A tear fell on Zoe's sandwich wrapper that now served as a plate. Another landed on the napkin beside it.

“We don't want to assume the worst,” Mackenzie said. “Your mother's a strong woman and she has a lot, especially you, to come back to.”

“She wouldn't even be here if it weren't for me.” Zoe's tears began to fall more quickly. “I was so mad that she wouldn't let me be in
Teen Scream
that I ran out of the restaurant—like some stupid character in a crappy movie.” She looked up through her tears. “She would have never been on that street if she hadn't had to come after me.”

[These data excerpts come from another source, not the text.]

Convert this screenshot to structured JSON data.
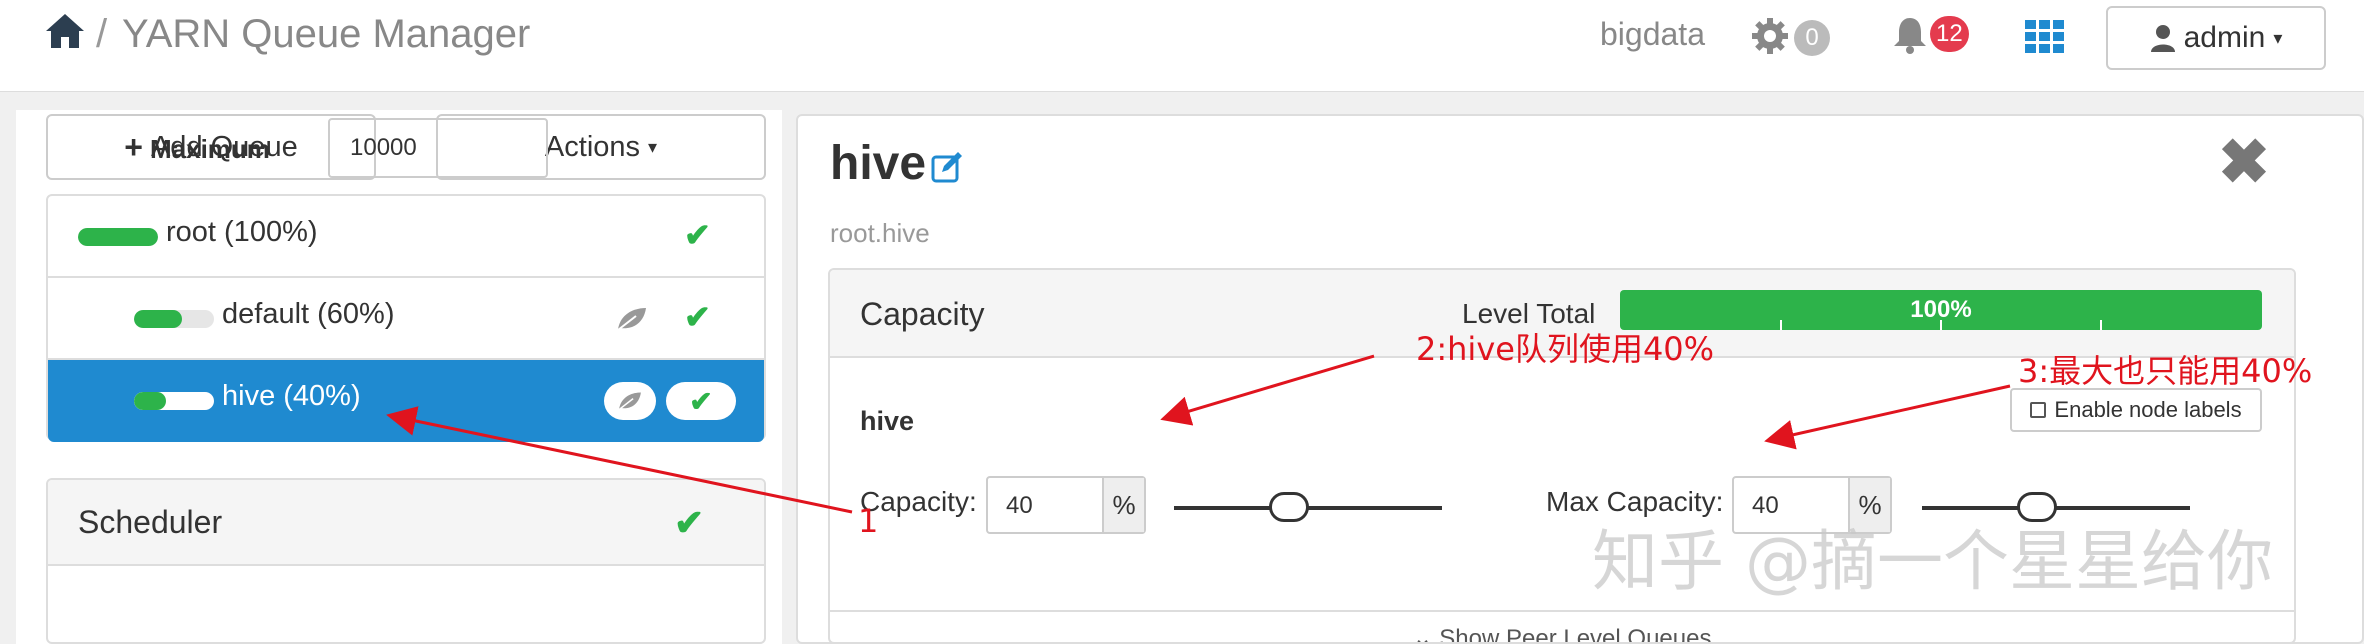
{
  "header": {
    "home_icon": "home-icon",
    "separator": "/",
    "title": "YARN Queue Manager",
    "cluster": "bigdata",
    "ops_count": "0",
    "alerts_count": "12",
    "user_label": "admin"
  },
  "left": {
    "add_queue_label": "Add Queue",
    "actions_label": "Actions",
    "queues": [
      {
        "label": "root (100%)",
        "fill": 1.0
      },
      {
        "label": "default (60%)",
        "fill": 0.6
      },
      {
        "label": "hive (40%)",
        "fill": 0.4
      }
    ],
    "scheduler": {
      "title": "Scheduler",
      "maximum_label": "Maximum",
      "maximum_value": "10000"
    }
  },
  "queue_detail": {
    "name": "hive",
    "path": "root.hive",
    "capacity_panel": {
      "title": "Capacity",
      "level_total_label": "Level Total",
      "level_total_value": "100%",
      "queue_name": "hive",
      "enable_node_labels": "Enable node labels",
      "capacity_label": "Capacity:",
      "capacity_value": "40",
      "capacity_unit": "%",
      "max_capacity_label": "Max Capacity:",
      "max_capacity_value": "40",
      "max_capacity_unit": "%",
      "capacity_fraction": 0.4,
      "max_capacity_fraction": 0.4,
      "show_peer_label": "Show Peer Level Queues"
    }
  },
  "annotations": {
    "a1": "1",
    "a2": "2:hive队列使用40%",
    "a3": "3:最大也只能用40%"
  },
  "watermark": "知乎 @摘一个星星给你",
  "colors": {
    "accent_blue": "#1f8ad0",
    "success_green": "#2db34a",
    "alert_red": "#e43b4e",
    "annotation_red": "#e0141e"
  }
}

“It was an accident, Zoe. Mothers and daughters argue. I think it might even be a requirement,” Serena tried to reassure her. “God knows, most of my teenage years were spent either in a shouting match with my mother—and you haven't lived until you've heard a real southern belle let loose—or not speaking to her at all. Sometimes after a skirmish, physical distance and a little breathing room are crucial.”

“But she wouldn't have been hit by that van if she wasn't chasing after me,” Zoe whispered. “You know she wouldn't.”

“I promise you your mother wouldn't see it that way. Any one of us could be mowed down by a van on any given day.” Mackenzie smiled softly. “As soon as she can speak, I'm betting she'll be the first person to tell you that.”